The Starlight plugin… Without it, you…
Injects the theme CSS import the stylesheet once yourself
Injects 13 locales and picks one per page pass label props (or get English)
Adds the progress widget to the table of contents and page footer place <QuizProgress /> where you want it
Applies site-wide quizDefaults via middleware set props per component (or add your own middleware)
Emits the quiz manifest and validates quizzes at build time don’t get these — they are plugin-only

Install the package, then import the stylesheet once (for example in a shared layout) so every quiz is styled:

Terminal window
npm install starlight-quiz
src/layouts/Layout.astro
---
import 'starlight-quiz/styles';
---

The theme follows CSS variables that fall back to sensible light/dark defaults when Starlight’s colour tokens aren’t present, so quizzes look right on a plain Astro site too.
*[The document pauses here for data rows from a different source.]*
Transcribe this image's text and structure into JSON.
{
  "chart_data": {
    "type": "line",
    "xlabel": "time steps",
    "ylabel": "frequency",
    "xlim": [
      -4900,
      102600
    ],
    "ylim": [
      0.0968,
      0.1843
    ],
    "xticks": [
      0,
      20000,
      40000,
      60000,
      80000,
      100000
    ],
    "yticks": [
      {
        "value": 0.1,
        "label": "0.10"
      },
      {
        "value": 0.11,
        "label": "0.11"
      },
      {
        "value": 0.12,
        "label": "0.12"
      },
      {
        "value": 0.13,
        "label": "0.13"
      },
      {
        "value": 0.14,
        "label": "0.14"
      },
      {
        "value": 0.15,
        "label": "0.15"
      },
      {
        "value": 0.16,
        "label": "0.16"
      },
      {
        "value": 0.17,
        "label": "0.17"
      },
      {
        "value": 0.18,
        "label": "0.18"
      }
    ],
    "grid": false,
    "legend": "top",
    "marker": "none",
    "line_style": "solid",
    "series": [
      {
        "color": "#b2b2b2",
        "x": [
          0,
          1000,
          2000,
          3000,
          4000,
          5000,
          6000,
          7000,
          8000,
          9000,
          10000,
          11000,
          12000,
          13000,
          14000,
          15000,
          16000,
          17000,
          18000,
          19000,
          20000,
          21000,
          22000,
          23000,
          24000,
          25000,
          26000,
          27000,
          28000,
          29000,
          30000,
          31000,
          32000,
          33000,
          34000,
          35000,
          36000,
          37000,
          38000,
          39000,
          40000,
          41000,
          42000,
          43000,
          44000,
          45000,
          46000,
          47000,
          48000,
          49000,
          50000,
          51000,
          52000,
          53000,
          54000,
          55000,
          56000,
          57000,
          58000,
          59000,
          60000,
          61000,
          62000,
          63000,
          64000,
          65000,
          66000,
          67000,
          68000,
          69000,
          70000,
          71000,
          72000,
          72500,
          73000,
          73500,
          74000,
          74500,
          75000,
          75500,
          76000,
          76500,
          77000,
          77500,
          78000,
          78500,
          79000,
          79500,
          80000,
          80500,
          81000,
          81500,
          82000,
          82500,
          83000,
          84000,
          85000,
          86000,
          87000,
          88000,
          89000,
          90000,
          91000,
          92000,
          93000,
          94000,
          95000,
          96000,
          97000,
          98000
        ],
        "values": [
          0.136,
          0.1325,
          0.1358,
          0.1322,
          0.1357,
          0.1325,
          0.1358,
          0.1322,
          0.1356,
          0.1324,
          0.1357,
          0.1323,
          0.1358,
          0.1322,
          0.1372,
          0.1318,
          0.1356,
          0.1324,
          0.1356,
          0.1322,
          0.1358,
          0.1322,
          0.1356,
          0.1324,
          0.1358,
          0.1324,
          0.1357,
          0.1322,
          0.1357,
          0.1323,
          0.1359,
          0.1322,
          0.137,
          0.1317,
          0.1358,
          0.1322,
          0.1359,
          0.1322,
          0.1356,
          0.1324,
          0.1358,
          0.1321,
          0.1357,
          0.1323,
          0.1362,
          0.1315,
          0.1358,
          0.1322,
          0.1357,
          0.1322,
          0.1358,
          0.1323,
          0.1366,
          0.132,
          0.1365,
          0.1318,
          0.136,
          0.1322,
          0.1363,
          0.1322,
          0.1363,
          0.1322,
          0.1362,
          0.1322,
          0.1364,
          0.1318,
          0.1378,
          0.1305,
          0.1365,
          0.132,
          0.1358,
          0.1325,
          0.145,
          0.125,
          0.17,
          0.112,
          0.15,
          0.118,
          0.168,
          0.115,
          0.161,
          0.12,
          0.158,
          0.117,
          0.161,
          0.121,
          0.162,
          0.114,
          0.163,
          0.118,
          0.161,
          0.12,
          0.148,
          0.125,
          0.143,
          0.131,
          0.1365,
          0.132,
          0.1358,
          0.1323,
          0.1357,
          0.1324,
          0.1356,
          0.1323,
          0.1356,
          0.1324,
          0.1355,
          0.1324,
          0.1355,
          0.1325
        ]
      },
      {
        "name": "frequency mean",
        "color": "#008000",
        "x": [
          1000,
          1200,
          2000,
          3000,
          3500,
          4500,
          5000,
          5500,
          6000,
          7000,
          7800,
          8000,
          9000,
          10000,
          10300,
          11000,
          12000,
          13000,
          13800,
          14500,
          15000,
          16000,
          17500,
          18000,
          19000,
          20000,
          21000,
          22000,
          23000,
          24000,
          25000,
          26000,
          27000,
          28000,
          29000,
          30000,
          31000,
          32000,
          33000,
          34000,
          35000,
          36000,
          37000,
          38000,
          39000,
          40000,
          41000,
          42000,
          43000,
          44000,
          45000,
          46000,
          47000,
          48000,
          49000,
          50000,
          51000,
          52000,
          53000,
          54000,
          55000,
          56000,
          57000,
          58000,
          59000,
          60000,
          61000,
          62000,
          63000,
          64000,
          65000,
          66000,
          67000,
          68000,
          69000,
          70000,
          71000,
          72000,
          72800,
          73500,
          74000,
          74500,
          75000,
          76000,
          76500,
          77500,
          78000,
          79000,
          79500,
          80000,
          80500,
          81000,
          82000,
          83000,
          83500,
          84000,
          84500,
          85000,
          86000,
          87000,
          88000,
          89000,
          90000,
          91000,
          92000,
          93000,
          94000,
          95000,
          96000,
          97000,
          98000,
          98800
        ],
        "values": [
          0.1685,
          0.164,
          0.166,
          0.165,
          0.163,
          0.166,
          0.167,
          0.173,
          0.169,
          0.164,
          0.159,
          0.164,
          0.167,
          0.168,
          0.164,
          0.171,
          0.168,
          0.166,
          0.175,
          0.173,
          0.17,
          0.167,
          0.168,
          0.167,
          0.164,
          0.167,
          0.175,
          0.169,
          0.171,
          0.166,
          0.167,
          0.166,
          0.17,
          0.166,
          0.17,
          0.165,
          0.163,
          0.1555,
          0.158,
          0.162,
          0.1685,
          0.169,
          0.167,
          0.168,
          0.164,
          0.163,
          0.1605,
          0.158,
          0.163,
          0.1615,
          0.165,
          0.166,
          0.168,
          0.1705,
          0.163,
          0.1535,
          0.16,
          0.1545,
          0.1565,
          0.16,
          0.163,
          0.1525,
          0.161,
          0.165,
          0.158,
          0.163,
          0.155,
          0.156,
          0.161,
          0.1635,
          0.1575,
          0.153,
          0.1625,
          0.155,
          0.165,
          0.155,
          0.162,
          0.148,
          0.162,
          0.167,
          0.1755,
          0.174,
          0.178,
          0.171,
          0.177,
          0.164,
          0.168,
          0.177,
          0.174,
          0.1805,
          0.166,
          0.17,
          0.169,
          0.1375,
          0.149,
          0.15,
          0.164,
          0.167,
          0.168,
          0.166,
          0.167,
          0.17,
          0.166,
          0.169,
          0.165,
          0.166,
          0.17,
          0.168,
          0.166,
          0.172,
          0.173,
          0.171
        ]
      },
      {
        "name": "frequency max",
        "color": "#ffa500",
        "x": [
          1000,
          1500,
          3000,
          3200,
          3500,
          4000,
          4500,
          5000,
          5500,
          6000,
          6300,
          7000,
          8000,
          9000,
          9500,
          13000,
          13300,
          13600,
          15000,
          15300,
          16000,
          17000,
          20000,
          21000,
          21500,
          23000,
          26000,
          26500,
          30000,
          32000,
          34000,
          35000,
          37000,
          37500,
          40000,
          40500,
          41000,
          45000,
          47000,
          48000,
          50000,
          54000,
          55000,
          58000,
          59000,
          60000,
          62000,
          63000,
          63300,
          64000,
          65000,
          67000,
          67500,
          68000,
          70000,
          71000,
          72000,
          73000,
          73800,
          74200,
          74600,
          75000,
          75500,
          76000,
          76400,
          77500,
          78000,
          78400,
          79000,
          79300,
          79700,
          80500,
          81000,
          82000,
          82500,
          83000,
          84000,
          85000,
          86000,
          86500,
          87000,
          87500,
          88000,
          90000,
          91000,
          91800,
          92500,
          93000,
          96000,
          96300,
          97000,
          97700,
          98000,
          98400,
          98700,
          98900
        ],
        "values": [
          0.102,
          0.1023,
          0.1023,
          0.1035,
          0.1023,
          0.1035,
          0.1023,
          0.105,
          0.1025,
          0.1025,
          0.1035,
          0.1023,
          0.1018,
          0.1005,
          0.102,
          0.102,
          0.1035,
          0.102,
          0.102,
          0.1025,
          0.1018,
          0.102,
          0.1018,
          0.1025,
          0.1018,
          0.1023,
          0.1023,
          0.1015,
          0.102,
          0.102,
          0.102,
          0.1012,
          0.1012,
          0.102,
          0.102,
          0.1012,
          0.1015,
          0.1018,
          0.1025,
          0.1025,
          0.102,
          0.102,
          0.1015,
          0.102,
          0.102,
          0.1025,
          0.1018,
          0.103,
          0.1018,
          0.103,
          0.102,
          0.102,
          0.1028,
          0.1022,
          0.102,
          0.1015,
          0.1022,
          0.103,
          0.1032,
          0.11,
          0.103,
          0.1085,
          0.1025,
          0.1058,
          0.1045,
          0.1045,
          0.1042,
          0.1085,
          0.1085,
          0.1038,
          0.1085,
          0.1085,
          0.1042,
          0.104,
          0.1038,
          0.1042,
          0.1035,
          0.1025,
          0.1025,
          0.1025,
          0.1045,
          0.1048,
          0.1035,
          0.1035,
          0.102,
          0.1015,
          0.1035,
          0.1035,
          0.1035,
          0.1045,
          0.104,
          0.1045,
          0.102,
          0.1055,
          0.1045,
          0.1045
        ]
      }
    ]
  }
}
Quizzes are written as markdown (a task list, [[blanks]], blockquote feedback). That markdown only renders in .md / .mdx files, not in a plain .astro file, so author your quizzes on an MDX page:

src/pages/quiz.mdx
---
layout: ../layouts/Layout.astro
---
import { Quiz } from 'starlight-quiz/components';
<Quiz submitLabel="Check answer">
Is the sky blue?
- [x] Yes
- [ ] No
</Quiz>

Under Starlight, the progress widget is injected into the table of contents and the page footer automatically. There is no equivalent to hook into here, so drop <QuizProgress /> wherever you want it. It hides itself on pages with no quizzes:

src/pages/quiz.mdx
import { Quiz, QuizProgress, QuizResults } from 'starlight-quiz/components';
<QuizProgress />
<Quiz></Quiz>
<Quiz></Quiz>
<QuizResults />

<QuizResults> (the score panel) and <QuizIntro> work the same way, with no Starlight needed.

With Starlight, every label is translated automatically through Starlight’s i18n. Without it there is no translation function, so each label falls back to its bundled English default unless you pass a prop:

<Quiz submitLabel="Vérifier" resetLabel="Recommencer" correctLabel="Correct !" incorrectLabel="Pas tout à fait…">
</Quiz>

The precedence is: an explicit prop wins, then Starlight’s translation (absent here), then the bundled English default. Every overridable label is listed in Configuration, and Translations explains the full resolution order.

The plugin’s quizDefaults option (turn confetti off everywhere, switch to manual submit, and so on) is delivered to the components through Astro.locals. In a plain Astro project the simplest approach is to set the relevant prop on each component. If you want true site-wide defaults, add a small middleware that publishes them, and every quiz will pick them up:

src/middleware.ts
import { defineMiddleware } from 'astro:middleware';
export const onRequest = defineMiddleware((context, next) => {
context.locals.starlightQuiz = { defaults: { confetti: false, autoSubmit: false } };
return next();
});

An explicit prop on a component still overrides these.

The quiz manifest and build-time validation are wired up by the Starlight plugin’s build integration, so they are not available in a plain Astro project. That means the terminal runner and QTI export, which read the manifest, need the plugin (or a manifest produced some other way).

Everything else, including view transitions, works without Starlight: the components are self-initialising custom elements that re-initialise on navigation.